The other day I walked over to the Albert Memorial in Kensington Gardens, just opposite Royal Albert Hall. The memorial dates from 1872 and celebrates the life of Prince Albert, Queen Victoria's husband, who died in 1861. I first saw the memorial when we went to Royal Albert Hall for a BBC Proms concert at the beginning of August, and I thought it looked amazing, lit for the evening in all its gilded finery. I subsequently read a criticism of the memorial as tacky compared to some of the park's other, more understated statues -- but I have to disagree. It's busy, in true Victorian style, but I think it's pretty awesome.

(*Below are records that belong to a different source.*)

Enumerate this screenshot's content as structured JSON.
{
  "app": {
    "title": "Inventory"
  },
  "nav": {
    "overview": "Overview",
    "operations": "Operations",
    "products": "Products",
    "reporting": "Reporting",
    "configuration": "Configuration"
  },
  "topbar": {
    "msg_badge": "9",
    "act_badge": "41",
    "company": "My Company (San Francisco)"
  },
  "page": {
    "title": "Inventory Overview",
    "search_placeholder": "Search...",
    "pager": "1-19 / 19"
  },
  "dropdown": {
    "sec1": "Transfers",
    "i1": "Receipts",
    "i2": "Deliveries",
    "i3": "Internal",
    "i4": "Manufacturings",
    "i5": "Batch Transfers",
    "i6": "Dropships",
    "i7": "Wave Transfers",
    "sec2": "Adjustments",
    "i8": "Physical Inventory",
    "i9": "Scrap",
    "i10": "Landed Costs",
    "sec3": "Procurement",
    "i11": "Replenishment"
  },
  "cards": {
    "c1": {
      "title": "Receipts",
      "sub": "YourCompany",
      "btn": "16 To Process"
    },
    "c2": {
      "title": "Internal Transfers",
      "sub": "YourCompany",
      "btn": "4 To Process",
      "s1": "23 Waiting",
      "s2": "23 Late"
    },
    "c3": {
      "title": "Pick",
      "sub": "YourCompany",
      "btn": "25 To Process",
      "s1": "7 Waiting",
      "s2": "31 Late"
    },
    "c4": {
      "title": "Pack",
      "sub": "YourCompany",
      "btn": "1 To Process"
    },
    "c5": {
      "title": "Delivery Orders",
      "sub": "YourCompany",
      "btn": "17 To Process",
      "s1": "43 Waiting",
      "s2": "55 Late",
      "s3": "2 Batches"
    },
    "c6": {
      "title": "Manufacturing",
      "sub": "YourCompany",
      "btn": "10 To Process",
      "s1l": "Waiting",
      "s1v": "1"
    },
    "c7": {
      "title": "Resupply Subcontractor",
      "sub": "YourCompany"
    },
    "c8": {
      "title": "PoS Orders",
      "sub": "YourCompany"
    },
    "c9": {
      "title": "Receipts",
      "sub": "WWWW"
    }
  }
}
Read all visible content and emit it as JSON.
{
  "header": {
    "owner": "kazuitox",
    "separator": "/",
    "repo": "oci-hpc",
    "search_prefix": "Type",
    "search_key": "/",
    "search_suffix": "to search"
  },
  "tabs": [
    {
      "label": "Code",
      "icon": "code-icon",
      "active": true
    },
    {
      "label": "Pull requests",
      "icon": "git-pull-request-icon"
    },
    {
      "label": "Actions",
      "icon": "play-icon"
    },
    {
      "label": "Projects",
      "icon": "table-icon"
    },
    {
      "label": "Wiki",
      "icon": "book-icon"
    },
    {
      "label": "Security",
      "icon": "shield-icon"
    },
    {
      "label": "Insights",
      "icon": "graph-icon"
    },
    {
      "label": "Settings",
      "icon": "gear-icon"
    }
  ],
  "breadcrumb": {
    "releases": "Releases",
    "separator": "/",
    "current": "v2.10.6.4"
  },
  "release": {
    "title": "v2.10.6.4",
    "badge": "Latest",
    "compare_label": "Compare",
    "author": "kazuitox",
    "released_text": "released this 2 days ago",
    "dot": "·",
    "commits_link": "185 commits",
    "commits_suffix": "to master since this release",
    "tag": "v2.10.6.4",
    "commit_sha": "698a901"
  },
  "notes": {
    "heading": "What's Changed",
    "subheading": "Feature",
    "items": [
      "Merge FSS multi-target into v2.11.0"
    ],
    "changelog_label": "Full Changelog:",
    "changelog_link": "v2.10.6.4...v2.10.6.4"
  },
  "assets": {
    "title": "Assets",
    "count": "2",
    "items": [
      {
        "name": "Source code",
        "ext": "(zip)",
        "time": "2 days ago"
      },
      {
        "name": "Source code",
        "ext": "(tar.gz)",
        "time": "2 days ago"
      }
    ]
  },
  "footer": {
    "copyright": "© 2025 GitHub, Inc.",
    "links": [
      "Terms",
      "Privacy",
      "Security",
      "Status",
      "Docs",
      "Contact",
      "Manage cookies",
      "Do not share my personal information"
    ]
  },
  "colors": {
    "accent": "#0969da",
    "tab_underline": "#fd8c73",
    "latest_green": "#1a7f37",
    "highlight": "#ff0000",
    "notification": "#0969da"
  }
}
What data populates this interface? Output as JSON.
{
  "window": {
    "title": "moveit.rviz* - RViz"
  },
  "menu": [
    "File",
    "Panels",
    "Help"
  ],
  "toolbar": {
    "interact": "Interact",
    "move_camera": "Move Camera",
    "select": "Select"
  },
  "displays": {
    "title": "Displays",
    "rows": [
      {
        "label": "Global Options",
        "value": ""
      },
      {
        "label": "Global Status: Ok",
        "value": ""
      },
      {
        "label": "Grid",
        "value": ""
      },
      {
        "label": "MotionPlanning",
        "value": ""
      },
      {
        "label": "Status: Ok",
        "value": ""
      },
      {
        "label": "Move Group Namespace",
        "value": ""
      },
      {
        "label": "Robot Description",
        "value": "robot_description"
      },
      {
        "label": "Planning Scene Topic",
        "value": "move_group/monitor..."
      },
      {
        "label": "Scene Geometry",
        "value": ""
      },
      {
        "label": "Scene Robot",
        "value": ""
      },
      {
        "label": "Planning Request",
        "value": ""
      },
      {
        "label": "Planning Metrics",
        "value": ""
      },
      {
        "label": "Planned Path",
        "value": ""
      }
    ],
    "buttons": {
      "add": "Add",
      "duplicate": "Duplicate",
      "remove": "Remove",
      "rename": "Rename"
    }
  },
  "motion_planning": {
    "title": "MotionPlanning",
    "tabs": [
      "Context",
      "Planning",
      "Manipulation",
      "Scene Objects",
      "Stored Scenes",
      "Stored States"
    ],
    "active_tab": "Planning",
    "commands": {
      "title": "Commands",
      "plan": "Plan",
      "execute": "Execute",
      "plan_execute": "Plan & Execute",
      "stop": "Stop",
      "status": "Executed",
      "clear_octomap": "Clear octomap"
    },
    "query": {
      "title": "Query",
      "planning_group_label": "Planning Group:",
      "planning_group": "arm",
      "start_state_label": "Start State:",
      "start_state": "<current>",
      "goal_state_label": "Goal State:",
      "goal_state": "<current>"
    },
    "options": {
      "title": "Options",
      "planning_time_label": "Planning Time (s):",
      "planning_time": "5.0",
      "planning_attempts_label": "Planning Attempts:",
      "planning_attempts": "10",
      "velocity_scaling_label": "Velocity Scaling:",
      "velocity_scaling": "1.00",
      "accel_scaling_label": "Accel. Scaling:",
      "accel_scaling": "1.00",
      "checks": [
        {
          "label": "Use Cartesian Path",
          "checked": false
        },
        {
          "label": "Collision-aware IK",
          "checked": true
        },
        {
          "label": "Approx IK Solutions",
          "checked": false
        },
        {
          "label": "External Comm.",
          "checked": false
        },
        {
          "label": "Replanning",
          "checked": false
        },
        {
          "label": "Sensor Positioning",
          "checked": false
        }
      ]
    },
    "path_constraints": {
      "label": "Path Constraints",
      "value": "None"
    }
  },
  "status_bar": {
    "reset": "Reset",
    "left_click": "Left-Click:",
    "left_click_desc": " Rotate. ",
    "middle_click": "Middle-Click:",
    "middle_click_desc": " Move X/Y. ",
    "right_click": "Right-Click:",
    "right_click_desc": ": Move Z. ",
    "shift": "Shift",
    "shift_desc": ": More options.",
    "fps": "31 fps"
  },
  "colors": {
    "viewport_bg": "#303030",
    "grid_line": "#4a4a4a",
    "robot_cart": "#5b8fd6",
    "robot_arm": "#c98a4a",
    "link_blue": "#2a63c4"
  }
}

The main body of the memorial -- which was designed by Sir George Gilbert Scott, according to Wikipedia -- consists of an ornate canopy over a seated statue of Albert. It's flanked by allegorical statues of varies aspects of the British economy, such as industry and commerce, and by four statues representing the continents where Engand had an Imperial presence:
I'm not sure why Australia is missing. It had been colonized by this point, though the different territories there had not yet joined into a single federation. (Maybe it was just a matter of necessity -- the memorial has four corners so someone had to miss out, and Australia, a former penal colony, was perhaps low man on the totem pole.)
Albert himself is in the center of all this, an elevated, gilded statue that apparently once used to be painted black, gazing down from his perch with a dreamy expression and a book at his side.